2. "THEY DECIDE WHO DESERVES HELP." The REA chooses which cases to take, which people to protect, and which information to release. "That's not accountability. That's a self-appointed vanguard deciding which injustices matter. Who made them the arbiters? Where's the community input?"
3. "LLC SHELLS ARE NOT PUNK." The three-state LLC structure isn't grassroots organizing — it's corporate infrastructure. "When your liberation movement has a registered agent in Wyoming, you're not fighting the system. You're using it."
4. "UNIFORMS ARE ALWAYS ABOUT POWER." The tactical vests with agency-style branding aren't a clever rhetorical device — they're a power display. "The FBI wears those letters to say: we have power over you. The REA wears them to say the same thing. Different letters, same energy."
The letter concludes: "We don't need a new agency. We don't need new uniforms. We don't need a shadow bureaucracy to protect us from the existing bureaucracy. We need communities that protect each other — without vests, without hierarchy, without LLCs. If you want to help, show up to a mutual aid kitchen. If you want to play soldier, the REA is recruiting."
Not everyone in the progressive space agrees. A counter-statement signed by 12 community defense organizations — including three that participated in the Portland housing protest where the REA first appeared — argues that "ideological purity is a luxury that people facing eviction, police brutality, and institutional abandonment cannot afford."

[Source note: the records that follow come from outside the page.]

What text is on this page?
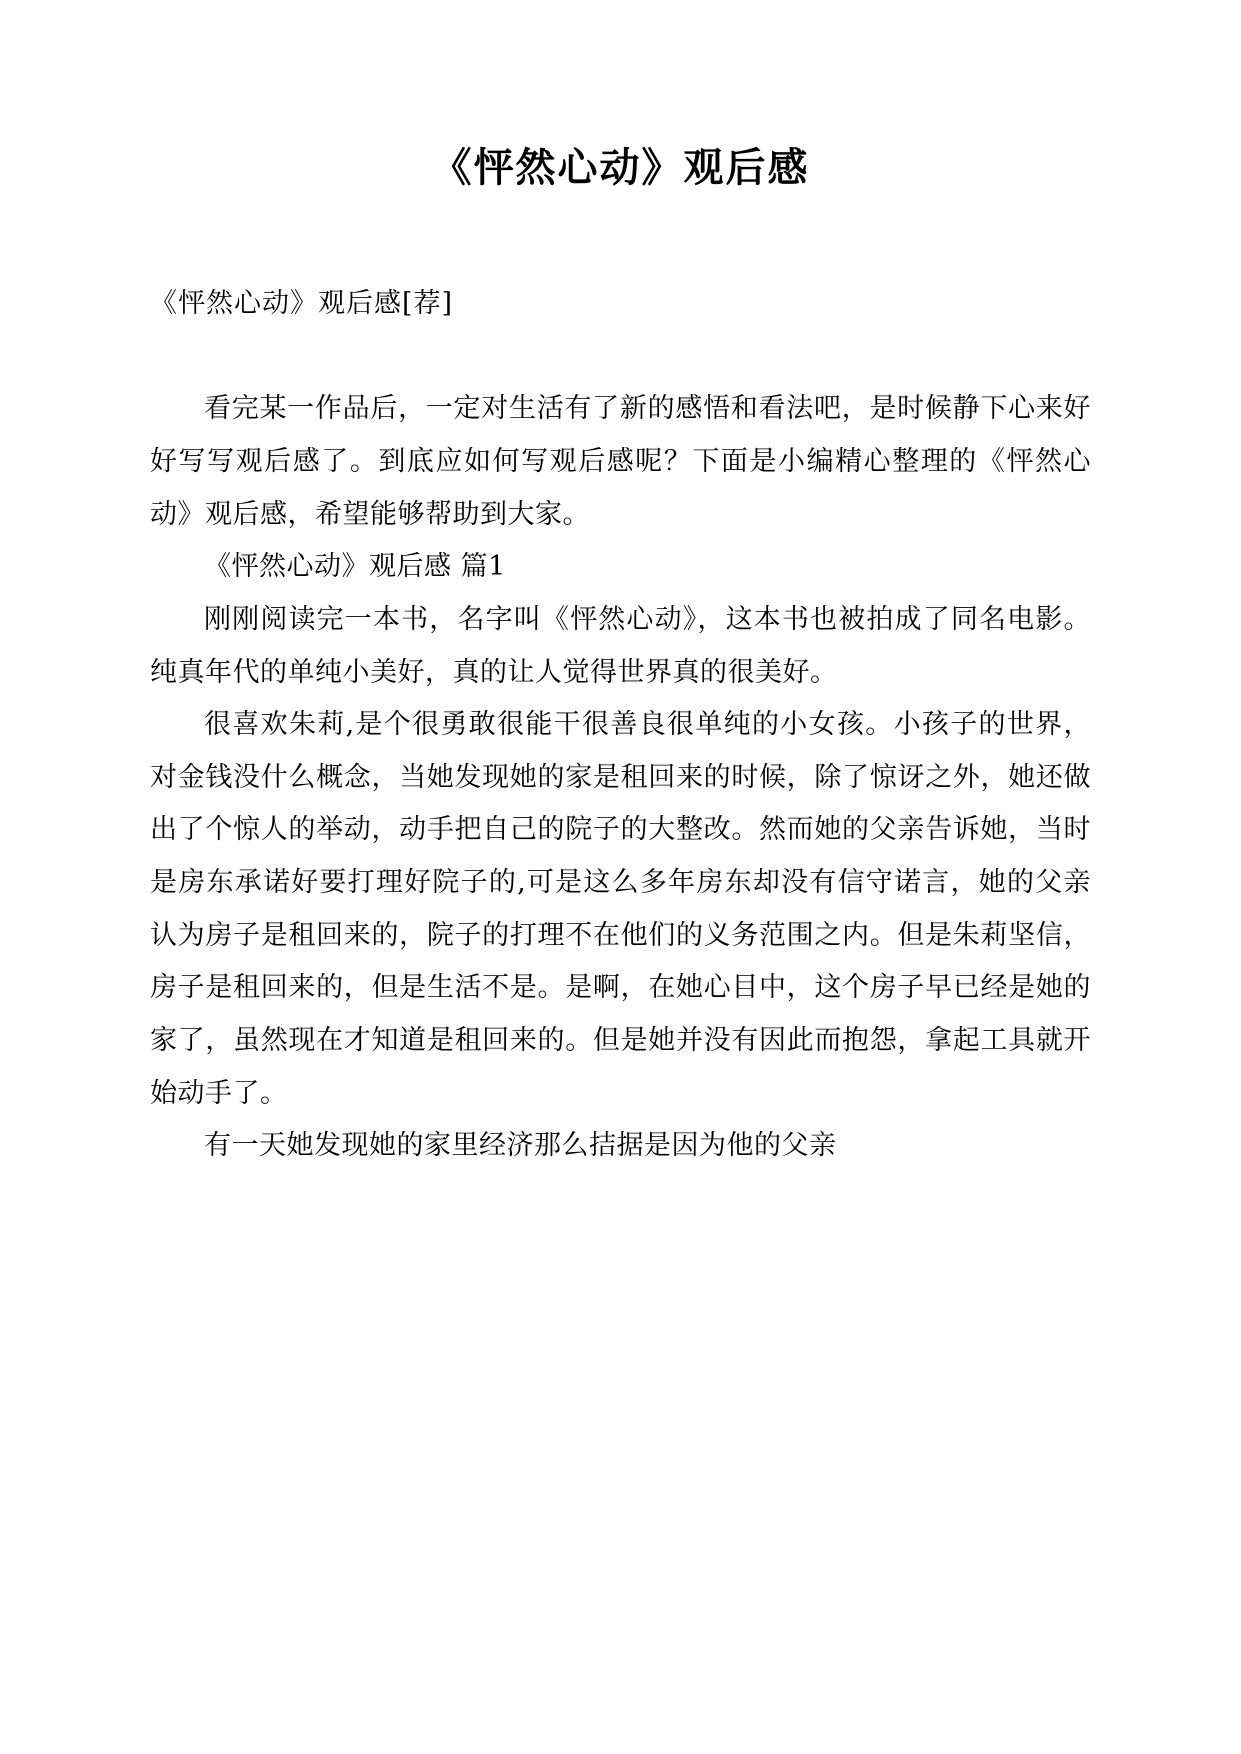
《怦然心动》观后感

《怦然心动》观后感[荐]

看完某一作品后，一定对生活有了新的感悟和看法吧，是时候静下心来好好写写观后感了。到底应如何写观后感呢？下面是小编精心整理的《怦然心动》观后感，希望能够帮助到大家。

《怦然心动》观后感 篇1

刚刚阅读完一本书，名字叫《怦然心动》，这本书也被拍成了同名电影。纯真年代的单纯小美好，真的让人觉得世界真的很美好。

很喜欢朱莉,是个很勇敢很能干很善良很单纯的小女孩。小孩子的世界，对金钱没什么概念，当她发现她的家是租回来的时候，除了惊讶之外，她还做出了个惊人的举动，动手把自己的院子的大整改。然而她的父亲告诉她，当时是房东承诺好要打理好院子的,可是这么多年房东却没有信守诺言，她的父亲认为房子是租回来的，院子的打理不在他们的义务范围之内。但是朱莉坚信，房子是租回来的，但是生活不是。是啊，在她心目中，这个房子早已经是她的家了，虽然现在才知道是租回来的。但是她并没有因此而抱怨，拿起工具就开始动手了。

有一天她发现她的家里经济那么拮据是因为他的父亲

"The Autonomous Collective is welcome to their critique," wrote the Portland Tenants Coalition's Daniela Reyes in a pointed social media post. "But where were they on Saturday when the cops were pushing us? They were writing theory on their laptops. The REA was standing between us and the batons. Actions, not manifestos."
The REA has not responded to either the COC or TAC criticisms. @signal_received remains silent.
What's emerging is a three-front ideological battle: the establishment right wants the REA destroyed, the radical left wants it discredited, and the vast middle is still trying to decide what to think. The REA, by its silence, is letting everyone else define the terms of the debate.